Enquanto pai esteve lá, foi tratado da melhor maneira possível. Sempre brincalhão, o pai agradava as enfermeiras, e elas gostavam dele como paciente. Nunca reclamava, aceitava serenamente todos os procedimentos, submetia-se resignado a tudo o que fosse necessário. A verdade é que fomos muito bem tratados por todos e nada restou a reclamar senão da demora na realização da cirurgia. E mesmo assim temos consciência de que apenas estávamos sendo mais uma vítima de um sistema de saúde pública ineficiente no país em que mais se arrecada impostos no planeta. Não era culpa da Santa Casa, nem de seu corpo clínico. De qualquer modo, a experiência serviu para que víssemos mais de perto o que acontece com a saúde dos que, sem recursos, apelam para a saúde pública. Sem dúvida, saímos de lá mais conscientes disso.
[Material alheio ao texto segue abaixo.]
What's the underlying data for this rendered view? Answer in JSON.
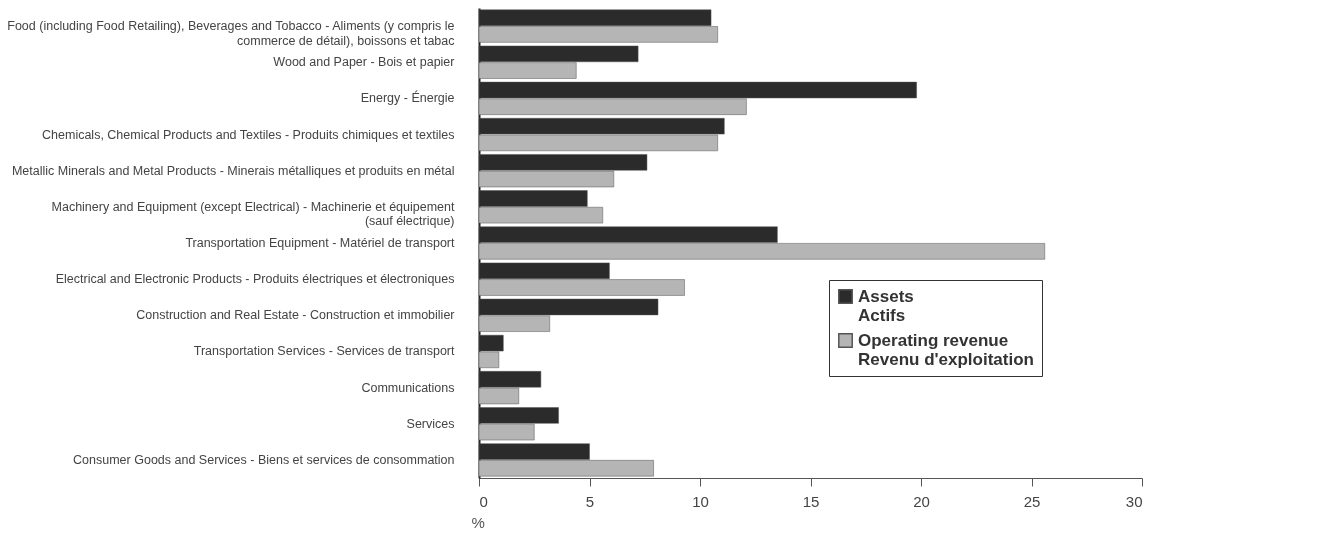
{
  "chart_data": {
    "type": "bar",
    "orientation": "horizontal",
    "xlabel": "%",
    "categories": [
      "Food (including Food Retailing), Beverages and Tobacco - Aliments (y compris le\ncommerce de détail), boissons et tabac",
      "Wood and Paper - Bois et papier",
      "Energy - Énergie",
      "Chemicals, Chemical Products and Textiles -  Produits chimiques et textiles",
      "Metallic Minerals and Metal Products -  Minerais métalliques et produits en métal",
      "Machinery and Equipment (except Electrical) -  Machinerie et équipement\n(sauf électrique)",
      "Transportation Equipment - Matériel de transport",
      "Electrical and Electronic Products - Produits électriques et électroniques",
      "Construction and Real Estate - Construction et immobilier",
      "Transportation Services - Services de transport",
      "Communications",
      "Services",
      "Consumer Goods and Services - Biens et services de consommation"
    ],
    "series": [
      {
        "name": "Assets\nActifs",
        "color": "#2b2b2b",
        "values": [
          10.5,
          7.2,
          19.8,
          11.1,
          7.6,
          4.9,
          13.5,
          5.9,
          8.1,
          1.1,
          2.8,
          3.6,
          5.0
        ]
      },
      {
        "name": "Operating revenue\nRevenu d'exploitation",
        "color": "#b5b5b5",
        "values": [
          10.8,
          4.4,
          12.1,
          10.8,
          6.1,
          5.6,
          25.6,
          9.3,
          3.2,
          0.9,
          1.8,
          2.5,
          7.9
        ]
      }
    ],
    "xlim": [
      0,
      30
    ],
    "xticks": [
      0,
      5,
      10,
      15,
      20,
      25,
      30
    ],
    "grid": false,
    "legend": "right"
  }
}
E saímos contentes do hospital. O pai exibia um discreto sorriso e passava-nos a sensação de estar aliviado, mesmo com tudo o que estava acontecendo com ele. Visivelmente não estava confortável na Santa Casa. Não pelo atendimento, repito, mas pela demora.
Nos dirigimos até o albergue. A mãe preparou um almoço simples. Nem lembro o que comemos. Mas depois de quase um mês voltamos a almoçar todos juntos. E conversamos, e rimos, e fizemos piada de algumas situações vivenciadas até então. Por um momento pareceu que não estávamos ali por motivo de doença, mas sim para um almoço em família. Num albergue em Porto Alegre. Mas ainda um almoço em família.
Tenho fotos do pai naquele dia, no meu celular. De repente ele pareceu voltar ao normal. Alegre, conversou bastante, brincou, sorriu. Seu rosto ainda cheio e de aspecto jovial nem de longe lembrava aquele moribundo que ficara deitado num leito da Santa Casa durante mais de 20 dias. Que saudade daquele dia. Foi a última vez que o vi daquele jeito. Depois da cirurgia, veremos adiante, seu aspecto mudaria para sempre.
Viajamos todos de volta pra casa naquele sábado, com a sensação de dever cumprido. Só o Nando e a mãe ficariam em Porto Alegre. Eram eles que acompanhariam o pai no hospital. Quanto a nós, aguardaríamos o desfecho do procedimento cirúrgico e viajaríamos a Porto Alegre novamente no dia seguinte. Acompanharíamos tudo à distância, torcendo pelo sucesso do tratamento. O Nando acabaria sendo nosso interlocutor. E assim foi.